The Restaurant Neighbor Award, developed in partnership with American Express, recognized four restaurant companies for outstanding service in their communities. The Faces of Diversity awards, sponsored by PepsiCo, went to restaurateurs who, through hard work and perseverance, achieved the American Dream.
The winners were feted April 14, at a gala event during the NRA’s 2015 Public Affairs Conference in Washington, D.C.
“The unsung story of the restaurant industry is that it is a place where people can truly realize their dreams,” NRA CEO Dawn Sweeney said. “Restaurants make a real, sustained difference in the lives of millions of Americans all across the country.”
Winners of the Restaurant Neighbor Award were:
Ollie’s Restaurant in Edwardsville, Pa., which provides six meals a week to at-risk, hungry children
The King’s Kitchen/Jim Noble Restaurants, a Charlotte, N.C.-based company that formed the nonprofit King’s Kitchen restaurant, which donates 100 percent of its proceeds to feed those in need and provides job training opportunities for homeless men and women; and
T.L. Cannon Companies, a Williamsville, N.Y.-based Applebee’s franchisee that provides in-kind donations through creative, in-store fundraisers.
In addition, the Unsukay Community of Businesses in Atlanta received the Cornerstone Humanitarian award for creating the nonprofit Giving Kitchen, which provides crisis grants to members of Atlanta’s restaurant community.
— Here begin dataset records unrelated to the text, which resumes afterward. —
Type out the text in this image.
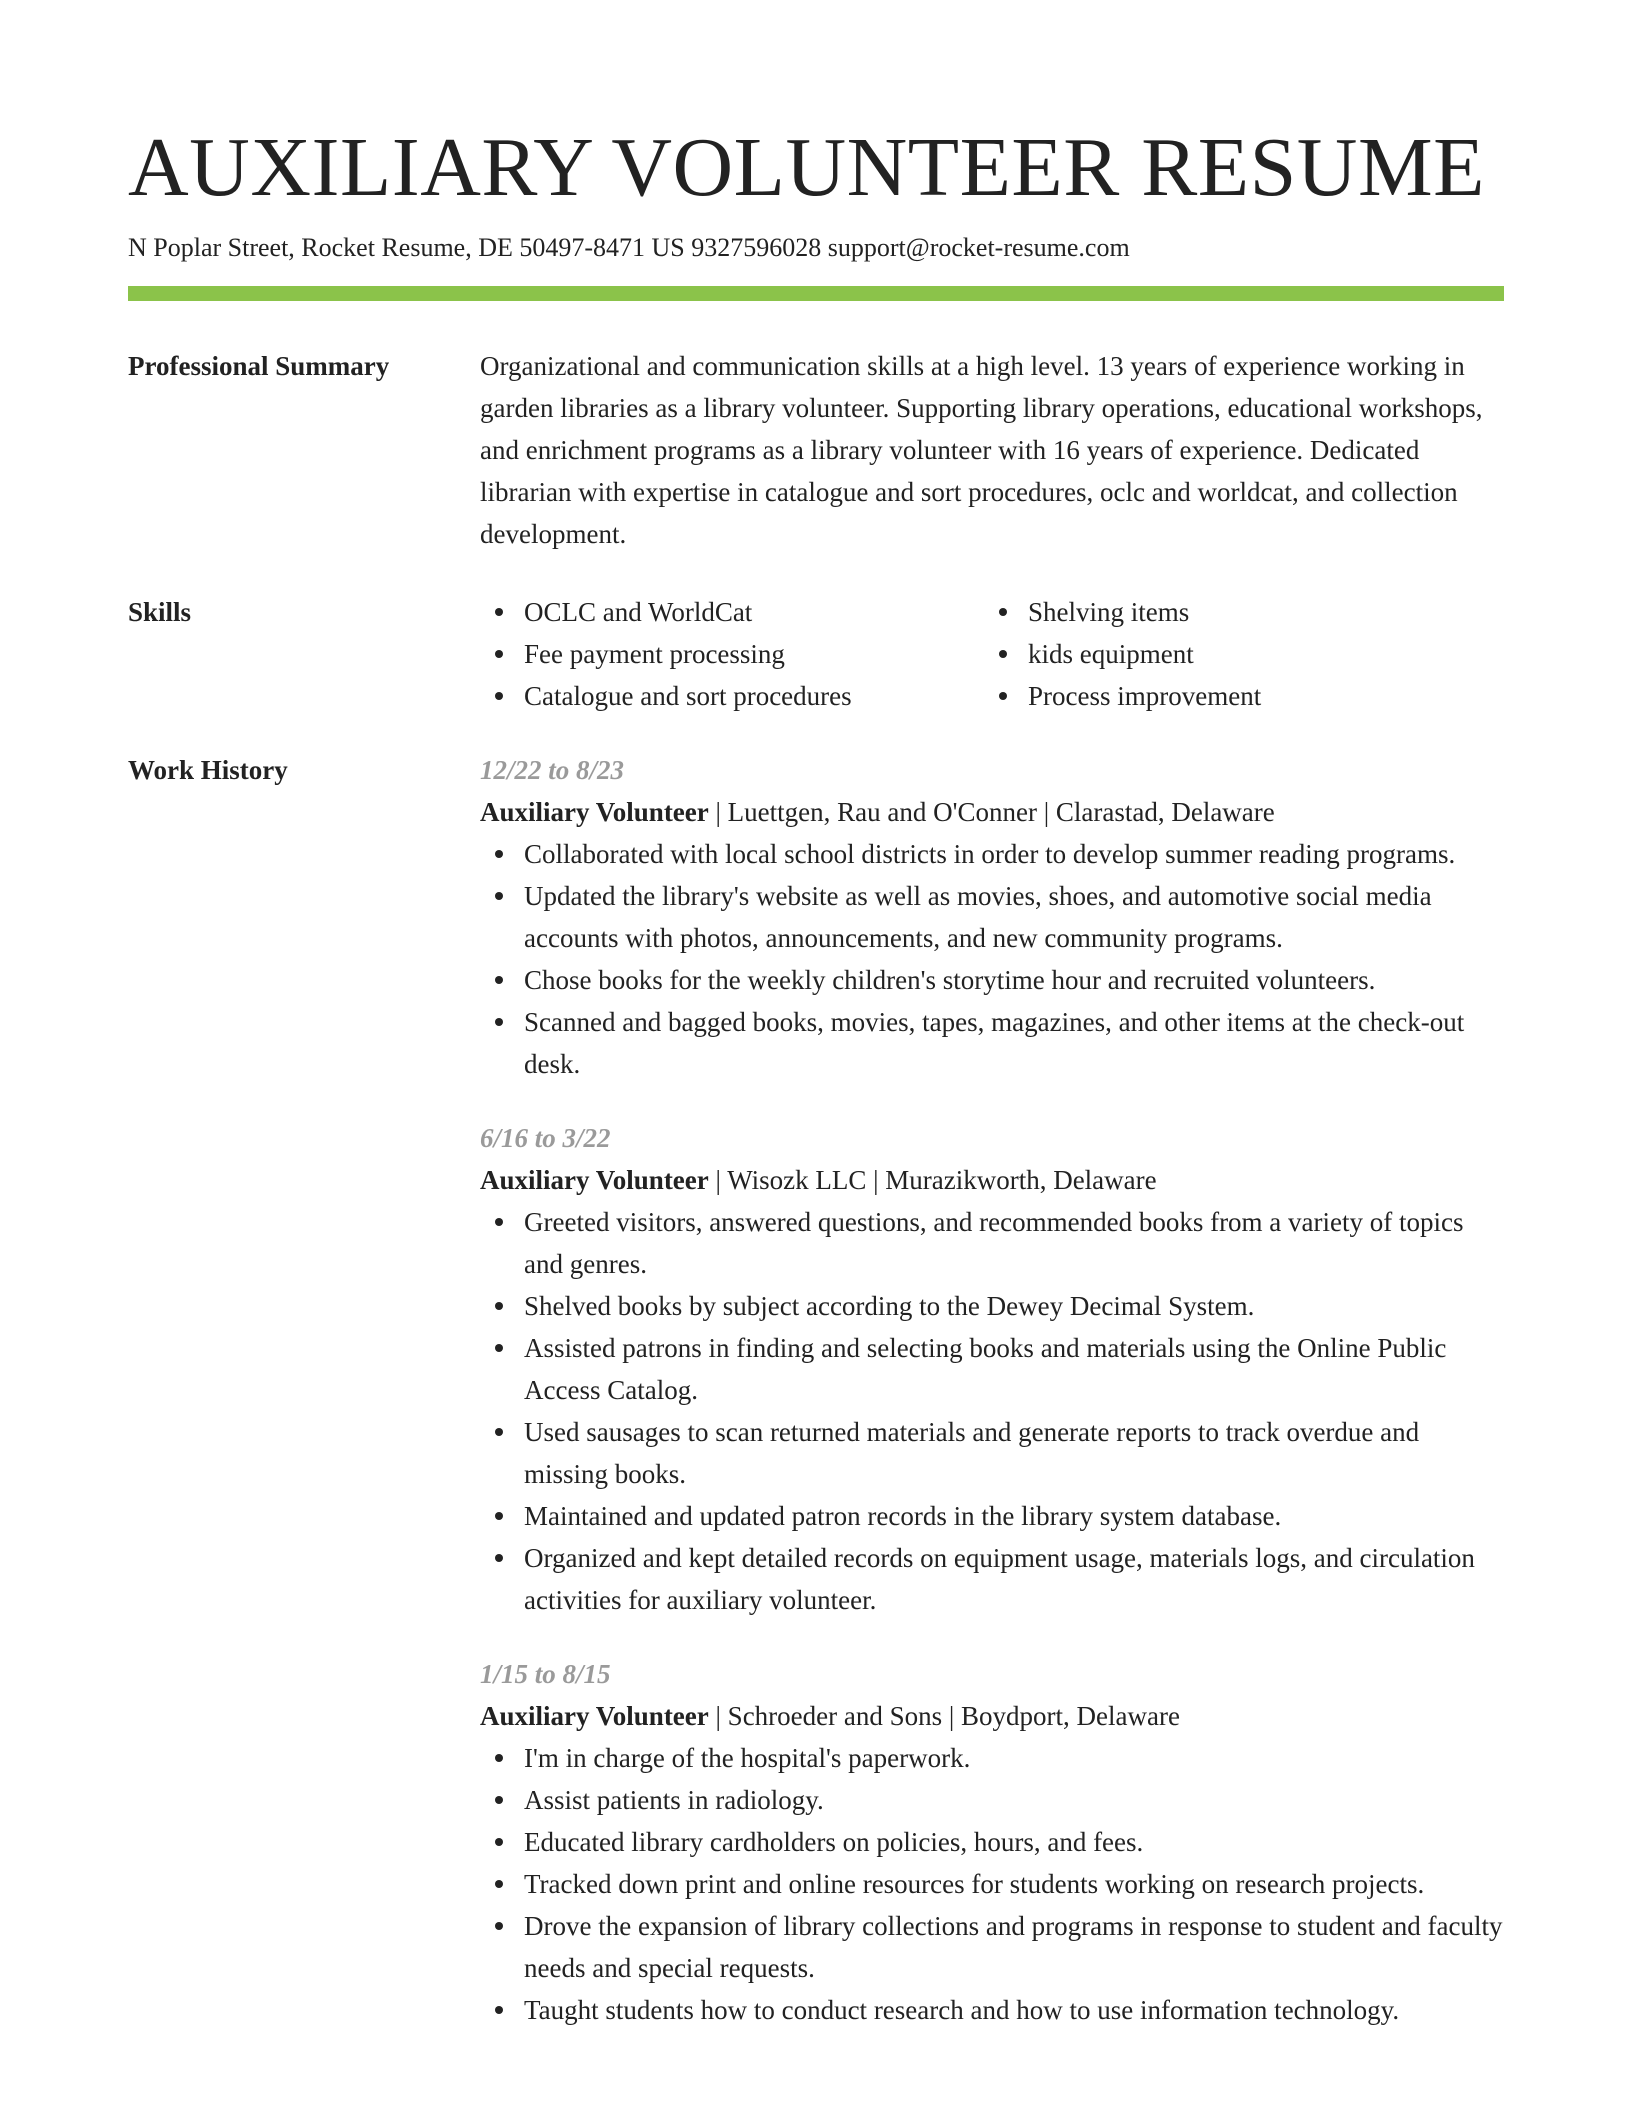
AUXILIARY VOLUNTEER RESUME
N Poplar Street, Rocket Resume, DE 50497-8471 US 9327596028 support@rocket-resume.com
Professional Summary	Organizational and communication skills at a high level. 13 years of experience working in garden libraries as a library volunteer. Supporting library operations, educational workshops, and enrichment programs as a library volunteer with 16 years of experience. Dedicated librarian with expertise in catalogue and sort procedures, oclc and worldcat, and collection development.

Skills	OCLC and WorldCat
Fee payment processing
Catalogue and sort procedures
Shelving items
kids equipment
Process improvement
Work History	12/22 to 8/23
Auxiliary Volunteer | Luettgen, Rau and O'Conner | Clarastad, Delaware
Collaborated with local school districts in order to develop summer reading programs.
Updated the library's website as well as movies, shoes, and automotive social media accounts with photos, announcements, and new community programs.
Chose books for the weekly children's storytime hour and recruited volunteers.
Scanned and bagged books, movies, tapes, magazines, and other items at the check-out desk.
6/16 to 3/22
Auxiliary Volunteer | Wisozk LLC | Murazikworth, Delaware
Greeted visitors, answered questions, and recommended books from a variety of topics and genres.
Shelved books by subject according to the Dewey Decimal System.
Assisted patrons in finding and selecting books and materials using the Online Public Access Catalog.
Used sausages to scan returned materials and generate reports to track overdue and missing books.
Maintained and updated patron records in the library system database.
Organized and kept detailed records on equipment usage, materials logs, and circulation activities for auxiliary volunteer.
1/15 to 8/15
Auxiliary Volunteer | Schroeder and Sons | Boydport, Delaware
I'm in charge of the hospital's paperwork.
Assist patients in radiology.
Educated library cardholders on policies, hours, and fees.
Tracked down print and online resources for students working on research projects.
Drove the expansion of library collections and programs in response to student and faculty needs and special requests.
Taught students how to conduct research and how to use information technology.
The award was presented to Unsukay’s founders, Ryan Turner, Chris Hall and Todd Mussman.
Recipients of the Diversity/American Dream award were:
Nafees Alam, CEO of Dallas-based DRG Concepts, who immigrated to the United States from Bangladesh at 17 and began his career as a Waffle House executive. Alam contributes to various charities, including a homeless recovery center and childhood development center that offers free services to children in poverty.
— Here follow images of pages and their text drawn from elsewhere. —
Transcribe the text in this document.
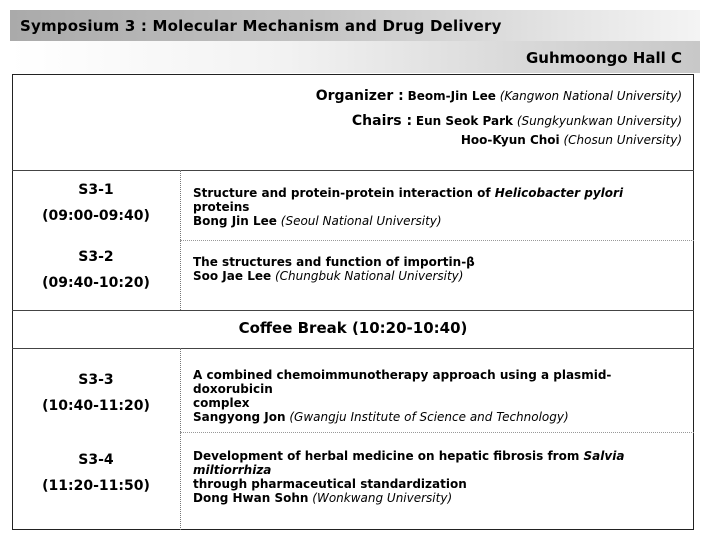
Symposium 3 : Molecular Mechanism and Drug Delivery
Guhmoongo Hall C
Organizer : Beom-Jin Lee (Kangwon National University)
Chairs : Eun Seok Park (Sungkyunkwan University)
Hoo-Kyun Choi (Chosun University)
S3-1
(09:00-09:40)
Structure and protein-protein interaction of Helicobacter pylori proteins
Bong Jin Lee (Seoul National University)
S3-2
(09:40-10:20)
The structures and function of importin-β
Soo Jae Lee (Chungbuk National University)
Coffee Break (10:20-10:40)
S3-3
(10:40-11:20)
A combined chemoimmunotherapy approach using a plasmid-doxorubicin
complex
Sangyong Jon (Gwangju Institute of Science and Technology)
S3-4
(11:20-11:50)
Development of herbal medicine on hepatic fibrosis from Salvia miltiorrhiza
through pharmaceutical standardization
Dong Hwan Sohn (Wonkwang University)
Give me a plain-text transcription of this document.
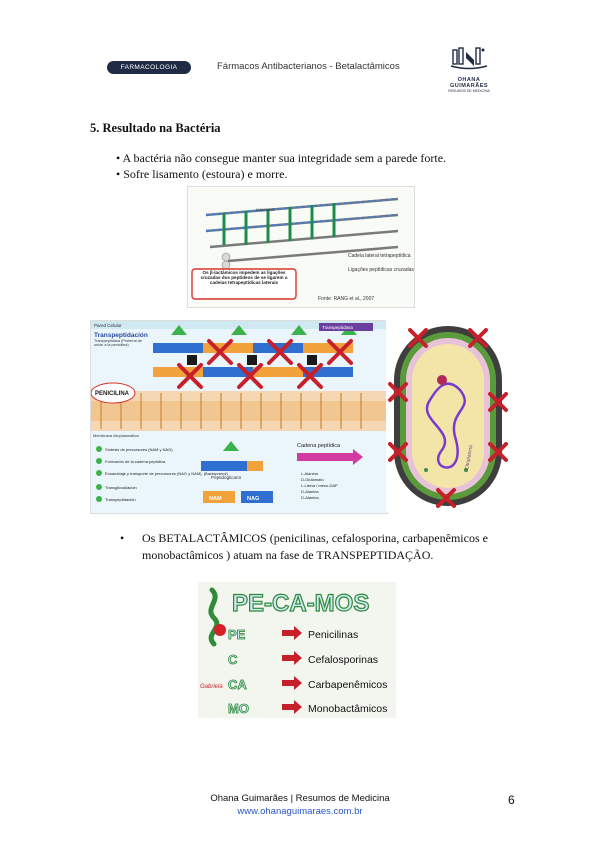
FARMACOLOGIA	Fármacos Antibacterianos - Betalactâmicos
OHANA GUIMARÃES
RESUMOS DE MEDICINA
5. Resultado na Bactéria
• A bactéria não consegue manter sua integridade sem a parede forte.
• Sofre lisamento (estoura) e morre.
NAM-NAG
Cadeia lateral tetrapeptídica
Ligações peptídicas cruzadas
Os β-lactâmicos impedem as ligações cruzadas dos peptídeos de se ligarem a cadeias tetrapeptídicas laterais
Fonte: RANG et al., 2007
Pared Celular
Transpeptidación
Transpeptidasa (Proteína de unión a la penicilina)
Transpeptidasa
PENICILINA
Membrana citoplasmática
Síntesis de precursores (NAM y NAG)
Formación de la cadena peptídica
Ensamblaje y transporte de precursores (NAG y NAM), (Bactoprenol)
Transglicosilación
Transpeptidación
Peptidoglicano
Cadena peptídica
L-Alanina
D-Glutamato
L-Lisina / meso-DAP
D-Alanina
D-Alanina
NAM	NAG
Citoplasma
• Os BETALACTÂMICOS (penicilinas, cefalosporina, carbapenêmicos e monobactâmicos ) atuam na fase de TRANSPEPTIDAÇÃO.
PE-CA-MOS
PE	Penicilinas
C	Cefalosporinas
CA	Carbapenêmicos
MO	Monobactâmicos
Gabriela
Ohana Guimarães | Resumos de Medicina
www.ohanaguimaraes.com.br
6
Carlito Jocson, corporate executive chef of Yard House Restaurants in Irvine, Calif. Jocson came to the United States from the Philippines, studied biochemistry in college, and worked at a restaurant to earn extra money. Today he helps educate younger generations about Filipino culture and also feeds up to 150 homeless and at-risk families weekly.
Pamela Patton, owner-operator of Patton’s Restaurant & Catering, who was the first member of her family to graduate from college. Her passion for cooking began as a 9-year-old, while watching her great grandmother, Gussie Hayes, in the kitchen. Today Patton owns her own business in Des Moines, Iowa, which she started in 2010.
Rounding out the night, Carlton Curtis, the Coca-Cola Co.’s vice president of industry relations, received the Thad and Alice Eure Ambassador of Hospitality award for service and commitment to the industry.
In accepting his award, Curtis recognized restaurateurs as “the most compassionate and service-focused people the world has ever seen. “
“We deliver a welcoming, gracious reception to friends and strangers alike. When people in our communities need a helping hand, we are always the first … to step up. We should all feel very good about that. Thank you for everything you do to make the spirit of hospitality come alive every day.”